Northside artist Linda Wallen is offering one final class on Mosaic Sculpture this Saturday, July 13 at Museum Lab.

Story and photo by Amanda Andrews 

The Museum Lab just opened at the end of April, but events for children are already in full swing. The third 10+ Workshop: Mosaic Sculpture with Linda Wallen was hosted at the Museum Lab on June 29. Four children were in attendance to learn the basics of mosaics and to make their own creations. 

Mosaics are made by arranging small pieces of hard materials such as stone, tile or glass, to form a larger image or pattern.
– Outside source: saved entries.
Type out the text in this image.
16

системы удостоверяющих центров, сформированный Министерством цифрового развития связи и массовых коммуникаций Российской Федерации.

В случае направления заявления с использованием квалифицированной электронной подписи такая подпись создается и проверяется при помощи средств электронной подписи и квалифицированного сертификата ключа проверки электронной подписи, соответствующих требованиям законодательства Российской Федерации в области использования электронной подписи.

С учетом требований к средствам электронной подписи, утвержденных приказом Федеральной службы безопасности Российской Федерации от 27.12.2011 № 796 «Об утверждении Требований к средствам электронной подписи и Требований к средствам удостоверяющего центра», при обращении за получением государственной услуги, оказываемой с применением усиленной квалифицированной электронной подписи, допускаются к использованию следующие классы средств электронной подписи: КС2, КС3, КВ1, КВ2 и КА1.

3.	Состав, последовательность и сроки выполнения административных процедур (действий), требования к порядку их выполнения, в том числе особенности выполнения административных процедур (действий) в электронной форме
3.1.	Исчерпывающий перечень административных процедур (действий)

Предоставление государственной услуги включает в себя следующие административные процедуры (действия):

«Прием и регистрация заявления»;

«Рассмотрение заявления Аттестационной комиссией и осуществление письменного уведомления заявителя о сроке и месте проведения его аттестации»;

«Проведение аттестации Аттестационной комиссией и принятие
Styrofoam, hot wire, and adhesive were the tools provided to the participants to shape their sculptures. Wallen first demonstrated the technique using a giant styrofoam block. She drew red lines on it as guidelines for cutting. The children delighted in carving out chunks in the foam under the careful supervision of adults. 

Once they had a chance to try out the craft themselves, the children chose smaller foam sculptures to add stones and pieces onto. 

Wallen used a creative analogy to explain how to apply the adhesive to the foam:

“It’s like putting icing on a cupcake,” she said. 

10+ Workshops are meant exclusively for children to adolescents, and Wallen has found there is a distinct difference between working with children and working with adults. 

“Kids ask fewer questions. They’re a little more open to experimenting. They don’t have to tell me their stories to explain their level of expertise,” she said.  

This difference, Wallen remarked, speaks of an insecurity that seems to develop between childhood and adulthood: a need to prove credibility. 

The Children’s Museum of Pittsburgh reached out to Wallen two years ago about this project, but it wasn’t until the spring that they were able to organize the event. 

Wallen learned how to build mosaics while building theater props in France in the 1990s. Still, she said that this activity was a “real stretch” for her both figuratively and literally. Wallen had never worked on a sculpture taller than her before this project. Through her knowledge of mosaics, Wallen taught and instructed the children participating in the workshops to collectively contribute to the giant styrofoam mosaic block. 

“I wanted to give them the experience of touching and cutting,” Wallen said. “[I wanted them] to get a feeling for the basics of mosaics.” 

The Museum Lab is attempting to curate children’s creations to add to their collaborative mosaic project.

“Ultimately, I hope it will be [a community effort],” said Wallen.